Vince Cable described Starbucks as "tax dodgers" on Monday and said he could understand why people are boycotting their 700 British outlets, in the latest ministerial intervention in the row over multinational avoidance schemes.
The business secretary, when asked by the Guardian if he would consider boycotting their products, said: "I don't shop at Starbucks so this doesn't apply to me, but I can fully understand why people would vote with their feet as a result of their tax dodging."
Cable's strongly worded intervention came after parliament's spending watchdog, the public accounts committee, said HMRC was "way too lenient" on companies that use clever accounting tricks to pay very little or no tax. It condemned tax avoidance techniques used by the coffee company, as well as Amazon and Google.
Starbucks has set up a meeting with HMRC to discuss its tax bill, following reports it had paid just £8.5m tax on its British profits since 1998.
Danny Alexander claimed on Sunday that he was boycotting the outlet. "I am delighted they are taking this issue seriously and they are listening to the feedback from their UK taxpaying customers. I might be able to buy a coffee from Starbucks again soon," he said.
When asked about his boycott on Monday's Radio 4's Today programme, Alexander said he is chiefly a "tea drinker" before welcoming consumer pressure upon companies not paying their fair share in taxes.

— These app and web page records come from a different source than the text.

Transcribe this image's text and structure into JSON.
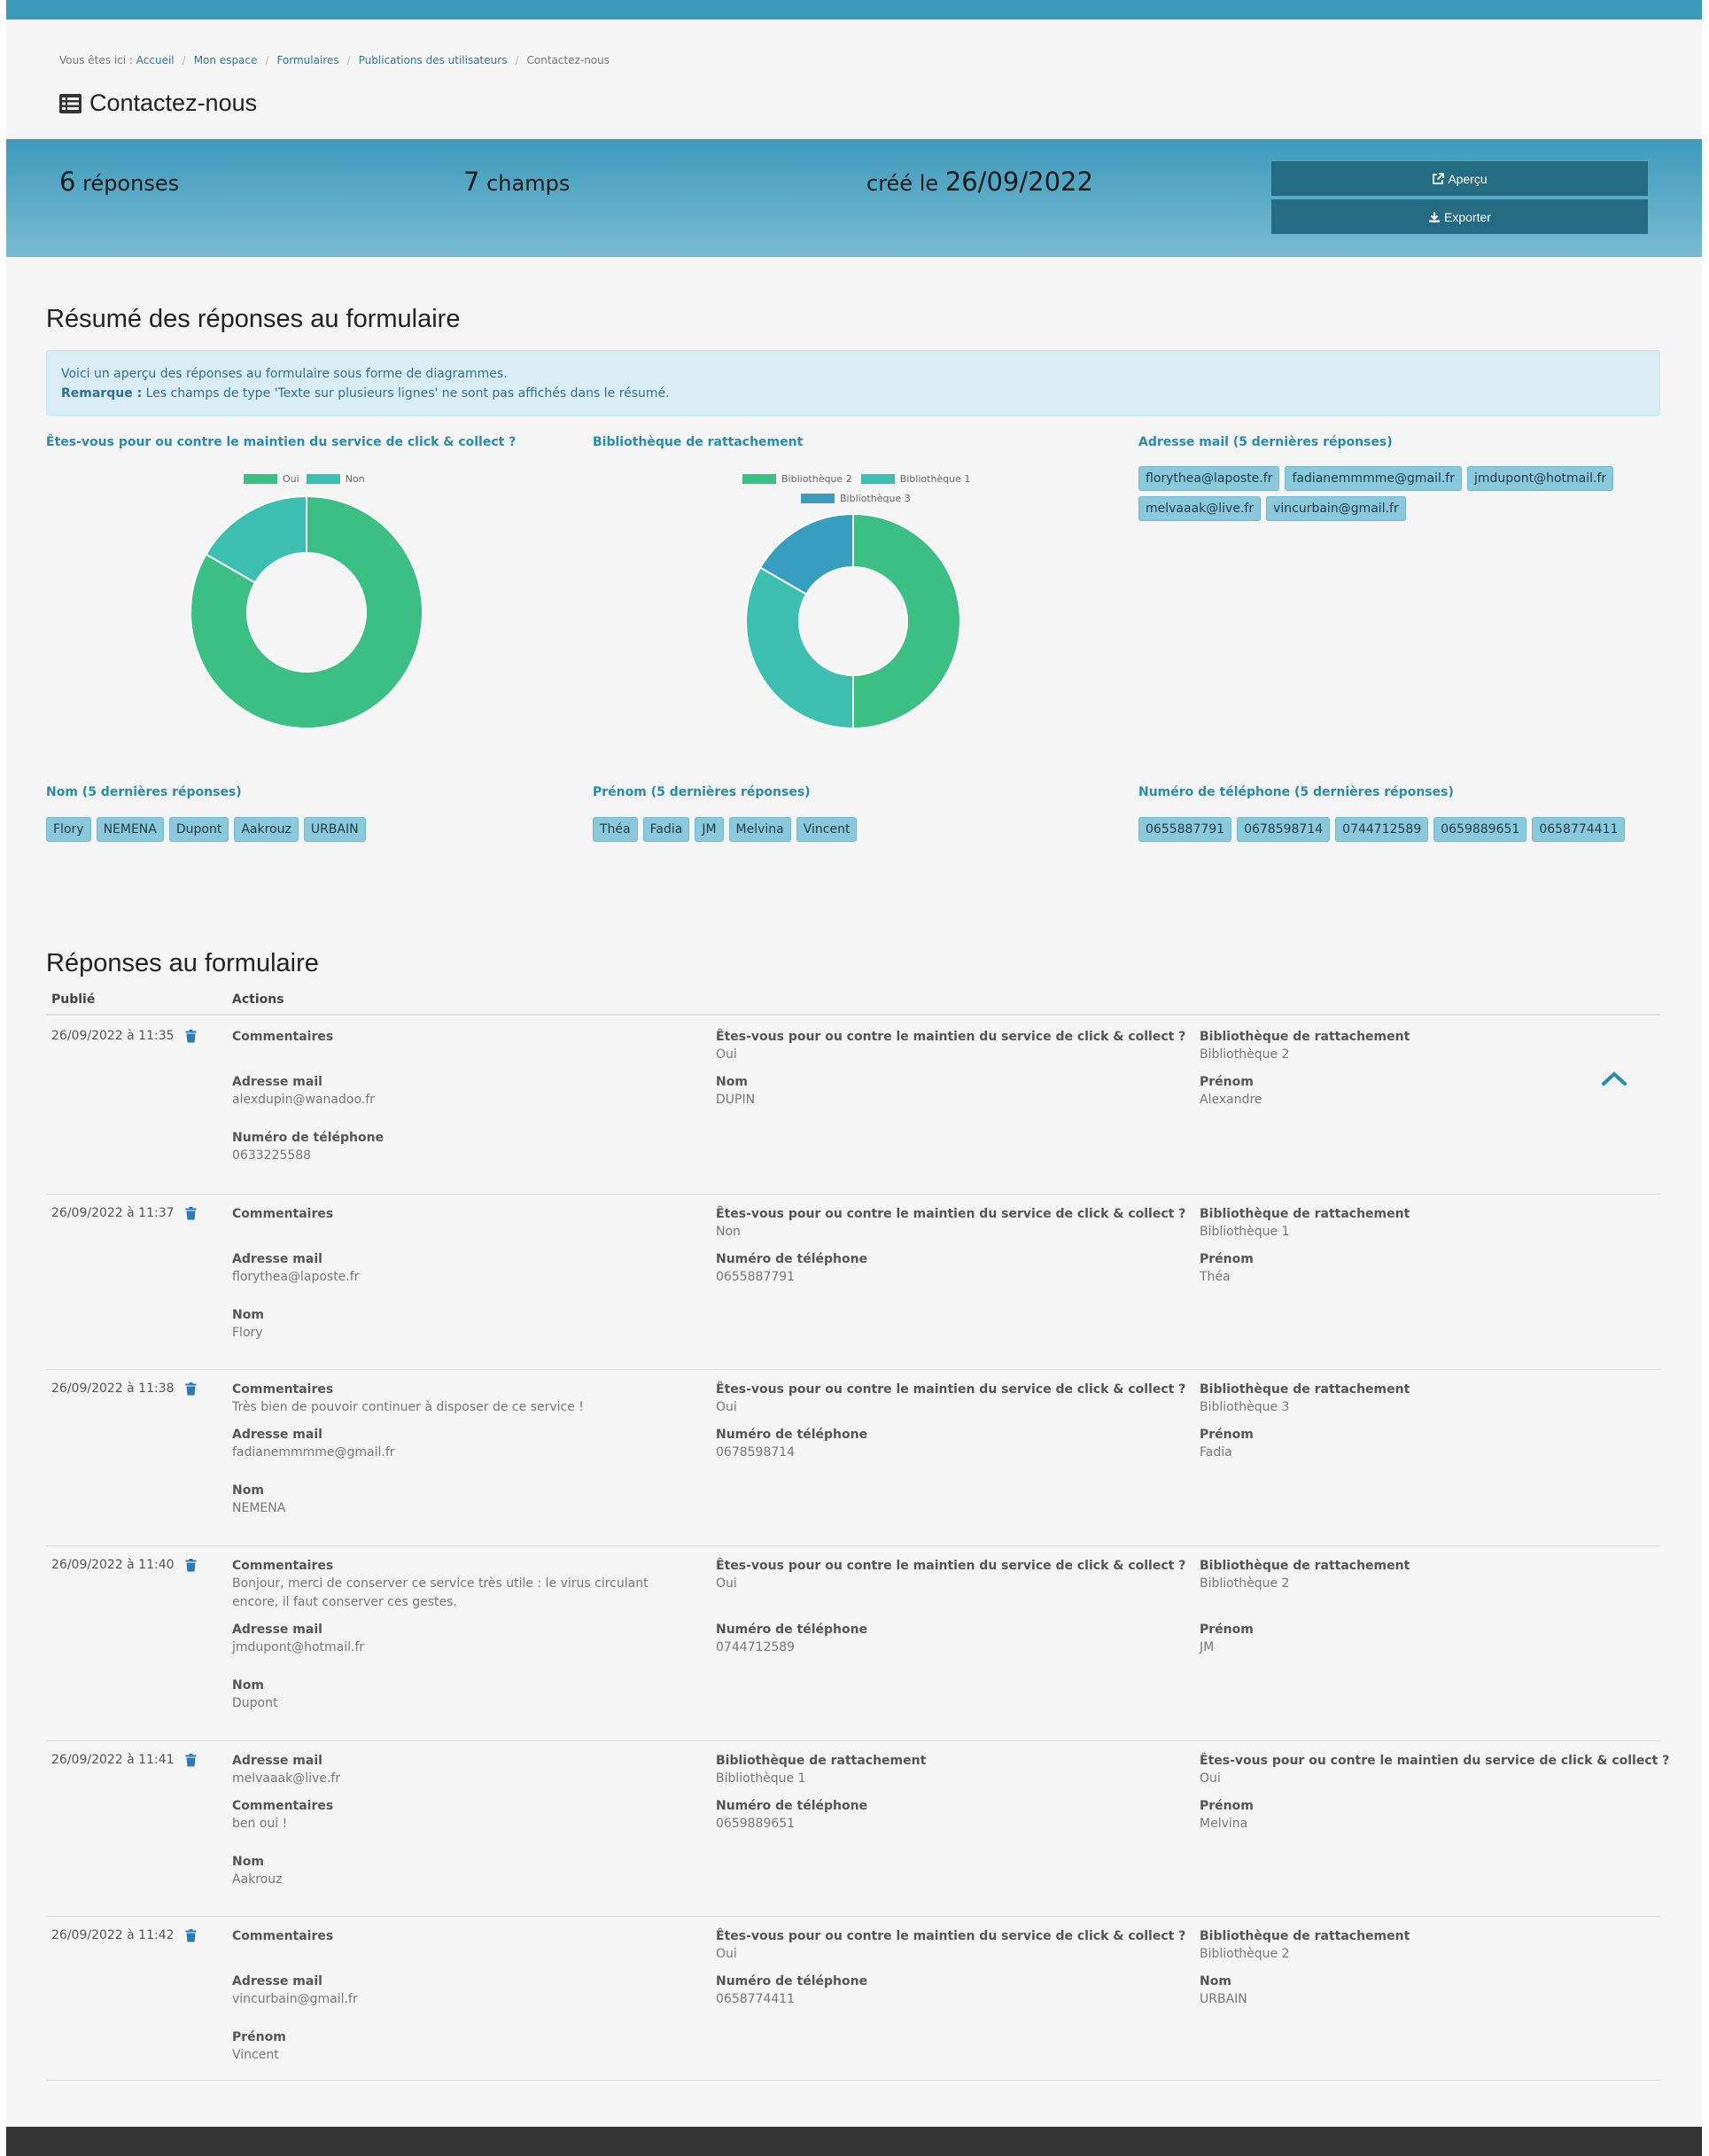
{
  "breadcrumb": {
    "prefix": "Vous êtes ici :",
    "items": [
      "Accueil",
      "Mon espace",
      "Formulaires",
      "Publications des utilisateurs"
    ],
    "current": "Contactez-nous"
  },
  "page_title": "Contactez-nous",
  "stats": {
    "responses_count": "6",
    "responses_label": "réponses",
    "fields_count": "7",
    "fields_label": "champs",
    "created_label": "créé le",
    "created_date": "26/09/2022"
  },
  "buttons": {
    "preview": "Aperçu",
    "export": "Exporter"
  },
  "summary": {
    "title": "Résumé des réponses au formulaire",
    "info_line1": "Voici un aperçu des réponses au formulaire sous forme de diagrammes.",
    "info_remark_label": "Remarque :",
    "info_remark_text": "Les champs de type 'Texte sur plusieurs lignes' ne sont pas affichés dans le résumé.",
    "q_click": "Êtes-vous pour ou contre le maintien du service de click & collect ?",
    "q_bibli": "Bibliothèque de rattachement",
    "q_mail": "Adresse mail (5 dernières réponses)",
    "q_nom": "Nom (5 dernières réponses)",
    "q_prenom": "Prénom (5 dernières réponses)",
    "q_tel": "Numéro de téléphone (5 dernières réponses)",
    "tags_mail": [
      "florythea@laposte.fr",
      "fadianemmmme@gmail.fr",
      "jmdupont@hotmail.fr",
      "melvaaak@live.fr",
      "vincurbain@gmail.fr"
    ],
    "tags_nom": [
      "Flory",
      "NEMENA",
      "Dupont",
      "Aakrouz",
      "URBAIN"
    ],
    "tags_prenom": [
      "Théa",
      "Fadia",
      "JM",
      "Melvina",
      "Vincent"
    ],
    "tags_tel": [
      "0655887791",
      "0678598714",
      "0744712589",
      "0659889651",
      "0658774411"
    ]
  },
  "chart_data": [
    {
      "type": "pie",
      "title": "Êtes-vous pour ou contre le maintien du service de click & collect ?",
      "categories": [
        "Oui",
        "Non"
      ],
      "values": [
        5,
        1
      ],
      "colors": [
        "#3bbf83",
        "#3cbfb0"
      ],
      "legend": "top"
    },
    {
      "type": "pie",
      "title": "Bibliothèque de rattachement",
      "categories": [
        "Bibliothèque 2",
        "Bibliothèque 1",
        "Bibliothèque 3"
      ],
      "values": [
        3,
        2,
        1
      ],
      "colors": [
        "#3bbf83",
        "#3cbfb0",
        "#389ec0"
      ],
      "legend": "top"
    }
  ],
  "responses": {
    "title": "Réponses au formulaire",
    "col_published": "Publié",
    "col_actions": "Actions",
    "rows": [
      {
        "date": "26/09/2022 à 11:35",
        "f1_lab": "Commentaires",
        "f1_val": "",
        "f2_lab": "Êtes-vous pour ou contre le maintien du service de click & collect ?",
        "f2_val": "Oui",
        "f3_lab": "Bibliothèque de rattachement",
        "f3_val": "Bibliothèque 2",
        "f4_lab": "Adresse mail",
        "f4_val": "alexdupin@wanadoo.fr",
        "f5_lab": "Nom",
        "f5_val": "DUPIN",
        "f6_lab": "Prénom",
        "f6_val": "Alexandre",
        "f7_lab": "Numéro de téléphone",
        "f7_val": "0633225588"
      },
      {
        "date": "26/09/2022 à 11:37",
        "f1_lab": "Commentaires",
        "f1_val": "",
        "f2_lab": "Êtes-vous pour ou contre le maintien du service de click & collect ?",
        "f2_val": "Non",
        "f3_lab": "Bibliothèque de rattachement",
        "f3_val": "Bibliothèque 1",
        "f4_lab": "Adresse mail",
        "f4_val": "florythea@laposte.fr",
        "f5_lab": "Numéro de téléphone",
        "f5_val": "0655887791",
        "f6_lab": "Prénom",
        "f6_val": "Théa",
        "f7_lab": "Nom",
        "f7_val": "Flory"
      },
      {
        "date": "26/09/2022 à 11:38",
        "f1_lab": "Commentaires",
        "f1_val": "Très bien de pouvoir continuer à disposer de ce service !",
        "f2_lab": "Êtes-vous pour ou contre le maintien du service de click & collect ?",
        "f2_val": "Oui",
        "f3_lab": "Bibliothèque de rattachement",
        "f3_val": "Bibliothèque 3",
        "f4_lab": "Adresse mail",
        "f4_val": "fadianemmmme@gmail.fr",
        "f5_lab": "Numéro de téléphone",
        "f5_val": "0678598714",
        "f6_lab": "Prénom",
        "f6_val": "Fadia",
        "f7_lab": "Nom",
        "f7_val": "NEMENA"
      },
      {
        "date": "26/09/2022 à 11:40",
        "f1_lab": "Commentaires",
        "f1_val": "Bonjour, merci de conserver ce service très utile : le virus circulant encore, il faut conserver ces gestes.",
        "f2_lab": "Êtes-vous pour ou contre le maintien du service de click & collect ?",
        "f2_val": "Oui",
        "f3_lab": "Bibliothèque de rattachement",
        "f3_val": "Bibliothèque 2",
        "f4_lab": "Adresse mail",
        "f4_val": "jmdupont@hotmail.fr",
        "f5_lab": "Numéro de téléphone",
        "f5_val": "0744712589",
        "f6_lab": "Prénom",
        "f6_val": "JM",
        "f7_lab": "Nom",
        "f7_val": "Dupont"
      },
      {
        "date": "26/09/2022 à 11:41",
        "f1_lab": "Adresse mail",
        "f1_val": "melvaaak@live.fr",
        "f2_lab": "Bibliothèque de rattachement",
        "f2_val": "Bibliothèque 1",
        "f3_lab": "Êtes-vous pour ou contre le maintien du service de click & collect ?",
        "f3_val": "Oui",
        "f4_lab": "Commentaires",
        "f4_val": "ben oui !",
        "f5_lab": "Numéro de téléphone",
        "f5_val": "0659889651",
        "f6_lab": "Prénom",
        "f6_val": "Melvina",
        "f7_lab": "Nom",
        "f7_val": "Aakrouz"
      },
      {
        "date": "26/09/2022 à 11:42",
        "f1_lab": "Commentaires",
        "f1_val": "",
        "f2_lab": "Êtes-vous pour ou contre le maintien du service de click & collect ?",
        "f2_val": "Oui",
        "f3_lab": "Bibliothèque de rattachement",
        "f3_val": "Bibliothèque 2",
        "f4_lab": "Adresse mail",
        "f4_val": "vincurbain@gmail.fr",
        "f5_lab": "Numéro de téléphone",
        "f5_val": "0658774411",
        "f6_lab": "Nom",
        "f6_val": "URBAIN",
        "f7_lab": "Prénom",
        "f7_val": "Vincent"
      }
    ]
  }
}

"I think that one of the things that, for example, the comments by Starbucks this morning where they've said they want to come to the Treasury and HMRC to talk about their affairs is perhaps more of a refection of something quite new, which is the consumer pressure, if you like, the public pressure that has been put on those companies," he said.
He ruled out naming and shaming companies with low tax bills, but promised that HMRC would have more special investigators to work out where any laws have been broken.
Margaret Hodge, the committee's chair, said she has boycotted Starbucks and Amazon but added that she has found boycotting Google more difficult.
A spokesman for treasury ministers George Osborne, Greg Clarke and David Gauke declined to say whether any of them have boycotted, or are considering boycotting, products sold by multinationals that are found to be avoiding tax.